Well, maybe not grown, exactly, but caught here in Alaska. Our freezer is now full, courtesy of our own efforts and those of our life-saving friends who offered us a ton of salmon and halibut. So, in addition to the previously mentioned clams, we now have scallops, halibut, salmon, rhubarb, rhubarb juice, and cranberries. The only thing missing is the big game.
Yes, the hunting permits have been issued to Alaskans, published in our paper for all to see. We do not pursue anything that does not swim or otherwise live near the water; I am content in this weakness. But we will, I can safely say, dine enthusiastically on whatever large animal our friends get and share with us. Thanks to the carcass drop-off.
Most sausage and seafood outfits in town also have game-processing facilities to aid Alaskans in their efforts to use all of their wild game. One of our favorite haunts is Indian Valley Meats, down the Seward highway some 25 miles. We like it because in addition to fabulous local sausage, they also have great salmon (smoked and pickled). They also have the best sign telling people where to drop off their respective carcasses.
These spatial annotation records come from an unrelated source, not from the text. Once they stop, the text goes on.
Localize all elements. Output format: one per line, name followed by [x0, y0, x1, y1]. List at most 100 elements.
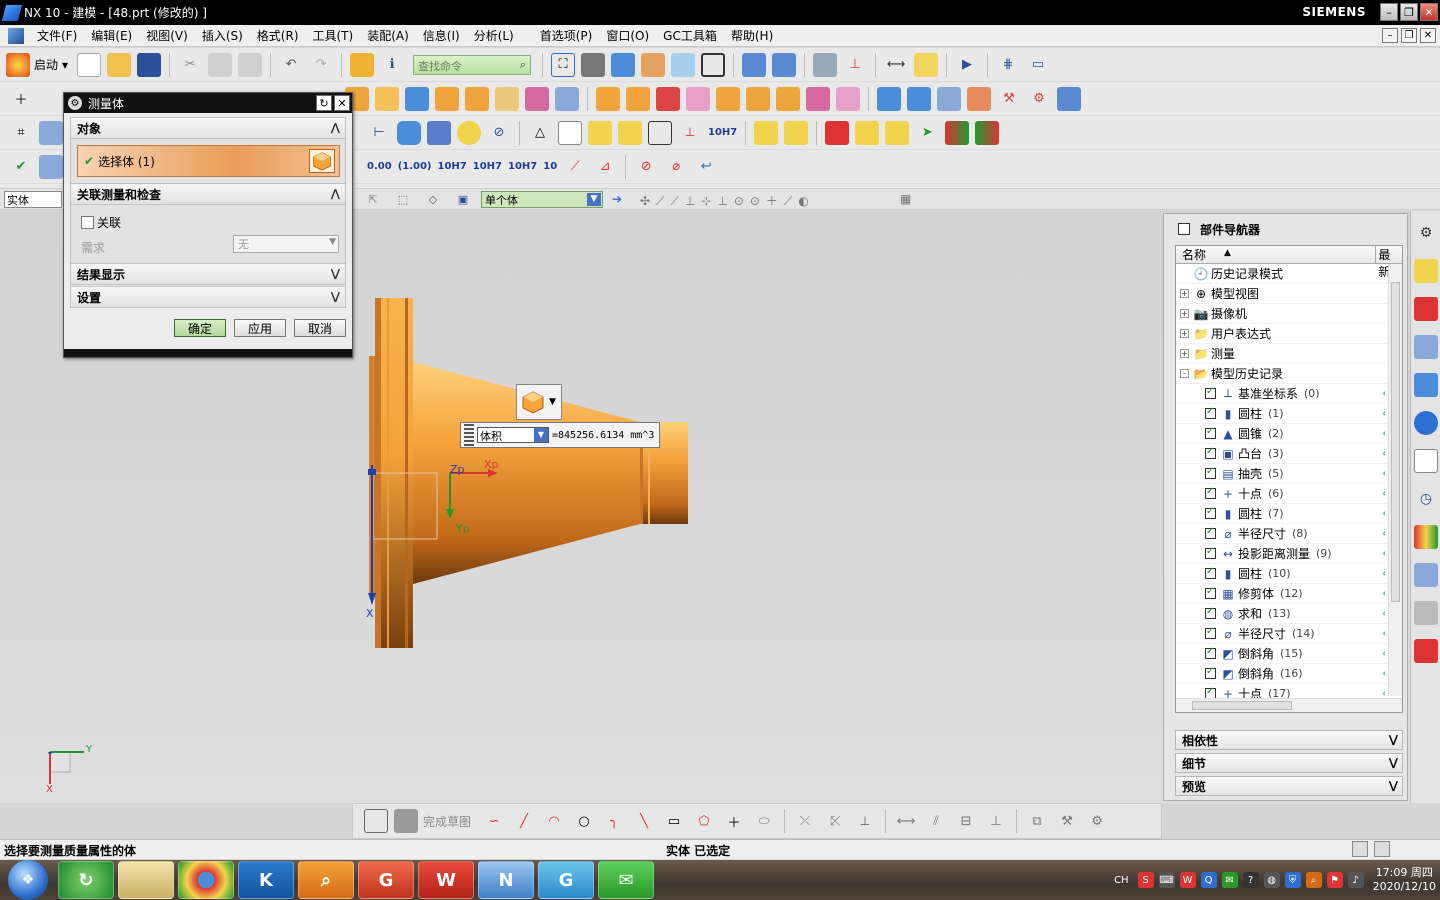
- group-settings-header[interactable]: 设置 ⋁: [70, 286, 346, 308]
- feature-visibility-checkbox[interactable]: [1205, 426, 1216, 439]
- tray-wechat-icon[interactable]: ✉: [1221, 872, 1238, 888]
- taskbar-app-wechat[interactable]: ✉: [598, 861, 654, 899]
- shell-icon[interactable]: [555, 86, 579, 111]
- measure-type-select[interactable]: 体积 ▼: [477, 427, 549, 443]
- color-icon[interactable]: [945, 120, 970, 145]
- mirror-sketch-icon[interactable]: ⧉: [1025, 809, 1049, 833]
- weld-icon[interactable]: ⊿: [593, 155, 617, 179]
- tray-sogou-icon[interactable]: S: [1137, 872, 1154, 888]
- feature-visibility-checkbox[interactable]: [1205, 506, 1216, 519]
- navigator-pin-icon[interactable]: [1178, 223, 1190, 235]
- snap-point-icons[interactable]: ✣⟋⟋⊥⊹⊥⊙⊙＋⟋◐: [640, 192, 815, 209]
- column-header-name[interactable]: 名称 ▲: [1176, 246, 1377, 263]
- feature-visibility-checkbox[interactable]: [1205, 606, 1216, 619]
- cancel-button[interactable]: 取消: [294, 319, 346, 337]
- tray-flag-icon[interactable]: ⚑: [1326, 872, 1343, 888]
- thicken-icon[interactable]: ⚙: [1027, 87, 1051, 111]
- tray-search-icon[interactable]: ⌕: [1305, 872, 1322, 888]
- taskbar-app-360[interactable]: ↻: [58, 861, 114, 899]
- finish-sketch-label[interactable]: 完成草图: [423, 813, 471, 830]
- draft-icon[interactable]: [806, 86, 830, 111]
- unite-icon[interactable]: [596, 86, 620, 111]
- check-icon[interactable]: ✔: [9, 155, 33, 179]
- wcs-icon[interactable]: ⊥: [843, 53, 867, 77]
- select-body-row[interactable]: ✔ 选择体 (1): [77, 145, 340, 177]
- feature-node[interactable]: ◍ 求和 (13) ‹: [1176, 604, 1402, 624]
- trim-body-icon[interactable]: [686, 86, 710, 111]
- feature-visibility-checkbox[interactable]: [1205, 526, 1216, 539]
- fixed-icon[interactable]: ⊟: [954, 809, 978, 833]
- column-header-latest[interactable]: 最新: [1376, 246, 1402, 279]
- group-result-header[interactable]: 结果显示 ⋁: [70, 263, 346, 285]
- move-object-icon[interactable]: [742, 52, 767, 77]
- taskbar-app-ks[interactable]: K: [238, 861, 294, 899]
- feature-visibility-checkbox[interactable]: [1205, 546, 1216, 559]
- return-icon[interactable]: ↩: [694, 155, 718, 179]
- close-icon[interactable]: ✕: [334, 95, 350, 111]
- add-icon[interactable]: ＋: [9, 87, 33, 111]
- palette-icon[interactable]: [1414, 639, 1438, 663]
- feature-visibility-checkbox[interactable]: [1205, 586, 1216, 599]
- tray-shield-icon[interactable]: ⛨: [1284, 872, 1301, 888]
- layer-settings-icon[interactable]: [813, 52, 838, 77]
- split-body-icon[interactable]: [716, 86, 740, 111]
- feature-visibility-checkbox[interactable]: [1205, 646, 1216, 659]
- minimize-button[interactable]: –: [1380, 3, 1398, 21]
- navigator-vertical-scrollbar[interactable]: [1388, 264, 1402, 696]
- table-icon[interactable]: [558, 120, 582, 145]
- tolerance-10h7-b-button[interactable]: 10H7: [473, 161, 502, 172]
- background-icon[interactable]: [701, 52, 726, 77]
- status-icon-a[interactable]: [1352, 841, 1368, 857]
- component-icon[interactable]: [784, 120, 809, 145]
- reuse-library-icon[interactable]: [1414, 373, 1438, 397]
- patch-icon[interactable]: [746, 86, 770, 111]
- navigator-node[interactable]: - 📂 模型历史记录: [1176, 364, 1402, 384]
- navigator-node[interactable]: + 📁 测量: [1176, 344, 1402, 364]
- feature-node[interactable]: ↔ 投影距离测量 (9) ‹: [1176, 544, 1402, 564]
- assembly-navigator-icon[interactable]: [1414, 259, 1438, 283]
- taskbar-app-wps[interactable]: W: [418, 861, 474, 899]
- web-browser-icon[interactable]: [1414, 411, 1438, 435]
- pattern-sketch-icon[interactable]: ⚒: [1055, 809, 1079, 833]
- roles-icon[interactable]: [1414, 601, 1438, 625]
- tolerance-10-button[interactable]: 10: [543, 161, 557, 172]
- feature-node[interactable]: ▦ 修剪体 (12) ‹: [1176, 584, 1402, 604]
- menu-edit[interactable]: 编辑(E): [84, 27, 139, 44]
- taskbar-app-search[interactable]: ⌕: [298, 861, 354, 899]
- redo-icon[interactable]: ↷: [309, 53, 333, 77]
- open-folder-icon[interactable]: [107, 52, 132, 77]
- roughness-icon[interactable]: ⟋: [563, 155, 587, 179]
- menu-insert[interactable]: 插入(S): [195, 27, 250, 44]
- no-symbol-icon[interactable]: ⊘: [634, 155, 658, 179]
- associative-checkbox[interactable]: 关联: [81, 214, 121, 231]
- windows-start-button[interactable]: ❖: [8, 860, 48, 900]
- feature-node[interactable]: ⌀ 半径尺寸 (14) ‹: [1176, 624, 1402, 644]
- ruler-icon[interactable]: ▭: [1026, 53, 1050, 77]
- expand-icon[interactable]: +: [1180, 289, 1189, 298]
- no-view-icon[interactable]: ⊘: [487, 121, 511, 145]
- tolerance-10h7-button[interactable]: 10H7: [708, 127, 737, 138]
- feature-node[interactable]: ▲ 圆锥 (2) ‹: [1176, 424, 1402, 444]
- fillet-icon[interactable]: ╮: [602, 809, 626, 833]
- orient-view-icon[interactable]: [611, 52, 636, 77]
- feature-node[interactable]: + 十点 (6) ‹: [1176, 484, 1402, 504]
- trim-icon[interactable]: ⤫: [793, 809, 817, 833]
- history-clock-icon[interactable]: ◷: [1414, 487, 1438, 511]
- tray-volume-icon[interactable]: ♪: [1347, 872, 1364, 888]
- arrow-icon[interactable]: ➤: [915, 121, 939, 145]
- status-icon-b[interactable]: [1374, 841, 1390, 857]
- grid-icon[interactable]: ⋕: [996, 53, 1020, 77]
- assembly-icon[interactable]: [754, 120, 779, 145]
- feature-visibility-checkbox[interactable]: [1205, 466, 1216, 479]
- torus-icon[interactable]: [457, 120, 481, 145]
- type-filter-select[interactable]: 实体: [4, 190, 62, 208]
- system-clock[interactable]: 17:09 周四 2020/12/10: [1373, 866, 1436, 894]
- navigator-node[interactable]: + 📷 摄像机: [1176, 304, 1402, 324]
- close-button[interactable]: ✕: [1420, 3, 1438, 21]
- tolerance-10h7-c-button[interactable]: 10H7: [508, 161, 537, 172]
- arc-icon[interactable]: ◠: [542, 809, 566, 833]
- pocket-icon[interactable]: [465, 86, 489, 111]
- measure-angle-icon[interactable]: [914, 52, 939, 77]
- view-triad-icon[interactable]: [671, 52, 696, 77]
- mesh-icon[interactable]: [937, 86, 961, 111]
Mind that you do not drop off the wrong carcass at the wrong door, however. Bone in, bone out, half, whole, these folks got it down to a science and will process, bag, and freeze the whole darn thing in a few days. Nice when one has 100 pounds of moose meat to jockey into the freezer (of course, every self-respecting Alaskan has a second freezer).
The tourists don't much care for the sight of dead things on the loading dock; maybe that's why hunting season begins after labor day. The ones yesterday had a hard time watching two guys unload their smelly, bloody fish from no less than five coolers. We'll see who's really crying when they get home and pay $20 a pound for halibut!